I saw a job description that looked like it was literally written with me in mind. Within weeks, the job was mine! So, now what? Would my son be ready for school? Would he stay with grandma? I’ve been home with him since birth. How could I go more than nine hours without seeing him? How would he nap without me? How could I let someone else care for him ALL DAY!? These questions flooded me.
My husband and I decided this was too good of an opportunity to pass up. Not only was I excited about the job but, there is a wonderful school close by. We enrolled our son into their Pre-K 2 program, prayed a lot, and gave it try! So, here we are, more than two months later. Sure, there have been some bumps in the road, but I feel like we zoomed right over them.
I realize every family, every mom, and every child is different. But, if you’re ready to head back to an outside-of-the-house job, here are five things I’m keeping in mind as we make this BIG transition:
1) Expect Different– As a SAHM, I have a certain way I do things for my son. I cut up his half sandwich in to 8 bite size parts (excessive?). I let him linger in our bed watching a show in the mornings. I linger with him. Now, I certainly have no time to linger. And guess what? Turns out my nearly 3 year old child is somewhat flexible (most mornings). We do things differently now and different is OK.

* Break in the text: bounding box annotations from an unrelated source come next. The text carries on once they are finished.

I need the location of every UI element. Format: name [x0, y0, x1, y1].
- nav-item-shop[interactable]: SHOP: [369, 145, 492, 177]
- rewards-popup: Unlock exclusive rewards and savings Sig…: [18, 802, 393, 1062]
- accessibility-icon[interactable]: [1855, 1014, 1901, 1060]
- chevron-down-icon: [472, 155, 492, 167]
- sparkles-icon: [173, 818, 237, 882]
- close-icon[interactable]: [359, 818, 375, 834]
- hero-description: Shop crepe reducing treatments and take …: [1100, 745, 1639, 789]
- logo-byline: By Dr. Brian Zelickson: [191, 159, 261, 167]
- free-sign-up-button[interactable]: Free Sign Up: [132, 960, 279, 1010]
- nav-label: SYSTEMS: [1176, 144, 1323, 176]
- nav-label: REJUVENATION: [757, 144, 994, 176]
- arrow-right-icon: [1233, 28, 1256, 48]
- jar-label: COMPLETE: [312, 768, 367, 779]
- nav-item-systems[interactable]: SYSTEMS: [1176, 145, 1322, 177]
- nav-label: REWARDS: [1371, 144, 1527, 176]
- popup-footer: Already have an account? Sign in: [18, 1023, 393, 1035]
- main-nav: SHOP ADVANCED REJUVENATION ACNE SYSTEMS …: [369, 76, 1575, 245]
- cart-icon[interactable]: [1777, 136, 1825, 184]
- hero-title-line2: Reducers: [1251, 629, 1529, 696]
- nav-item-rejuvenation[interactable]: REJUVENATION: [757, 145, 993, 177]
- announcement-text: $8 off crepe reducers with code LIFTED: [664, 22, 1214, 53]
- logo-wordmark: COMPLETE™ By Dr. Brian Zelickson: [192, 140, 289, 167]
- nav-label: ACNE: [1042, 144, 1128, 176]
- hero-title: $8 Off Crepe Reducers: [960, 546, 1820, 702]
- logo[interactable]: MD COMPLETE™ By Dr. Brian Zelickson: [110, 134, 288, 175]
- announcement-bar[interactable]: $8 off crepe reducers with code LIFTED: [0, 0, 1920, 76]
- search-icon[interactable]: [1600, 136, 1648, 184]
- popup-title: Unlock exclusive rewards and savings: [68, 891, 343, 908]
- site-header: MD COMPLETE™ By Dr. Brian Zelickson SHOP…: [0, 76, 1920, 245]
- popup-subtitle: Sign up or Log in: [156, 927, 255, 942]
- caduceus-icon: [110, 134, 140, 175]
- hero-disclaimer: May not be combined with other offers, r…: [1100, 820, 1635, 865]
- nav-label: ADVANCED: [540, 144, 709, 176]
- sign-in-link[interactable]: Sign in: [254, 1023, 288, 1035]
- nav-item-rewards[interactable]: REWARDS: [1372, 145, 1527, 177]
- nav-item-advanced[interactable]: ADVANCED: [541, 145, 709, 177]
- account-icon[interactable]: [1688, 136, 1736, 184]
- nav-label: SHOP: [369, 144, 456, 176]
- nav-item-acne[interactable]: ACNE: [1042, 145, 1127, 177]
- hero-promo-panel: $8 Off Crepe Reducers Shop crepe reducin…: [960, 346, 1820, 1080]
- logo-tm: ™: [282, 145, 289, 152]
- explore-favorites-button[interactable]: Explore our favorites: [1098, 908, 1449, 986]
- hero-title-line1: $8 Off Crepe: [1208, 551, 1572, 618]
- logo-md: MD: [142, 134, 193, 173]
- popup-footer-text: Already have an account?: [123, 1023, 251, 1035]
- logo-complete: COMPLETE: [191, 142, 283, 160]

2) Ask for Back Up– I have a great support team with my husband and my mother-in-law. My husband takes over in the mornings and gets our child out the door. When he needs back up, my mother-in-law steps in. Your support team might be a neighbor or friend who can help you with pick up or drop off or maybe it’s the staff at Luby’s who gets dinner on the table. Either way, support has been key. This leads me to my next point.
3) Relinquish the Need for 24/7 Control– As a SAHM, I knew every detail of every second of my son’s day. Now, I get reports from his teacher, my husband, and my mother-in-law. At times, this has been VERY HARD. But, my son is thriving. As much as this is an opportunity for me, this is an opportunity for him. We are expanding his little world and he just loves it!
4) Give it a Fair Try– I have felt sad, guilty, and uncertain at times. But, then I remember all the good that has come out of my decision to return to work. The first few weeks were a rollercoaster. We stuck it out and now, we are in a new routine that is actually working! If you’re in doubt at the beginning, give it some time. Don’t give up too soon.
5) Talk to other moms– They are full of great advice and tips on how to juggle it all. They also reassure me that sometimes you just have to let the laundry wait another day and give yourself a pass.
I know not everyone can choose to work or stay home with their children on a whim. Not every child is ready to be thrust into a different care situation. But, if you find yourself, like me, making the transition from stay-at-home-mommy to working mommy or thinking about it, I want to encourage you! Everyone will be fine and you’ll get to sit down and eat lunch, like for an entire hour.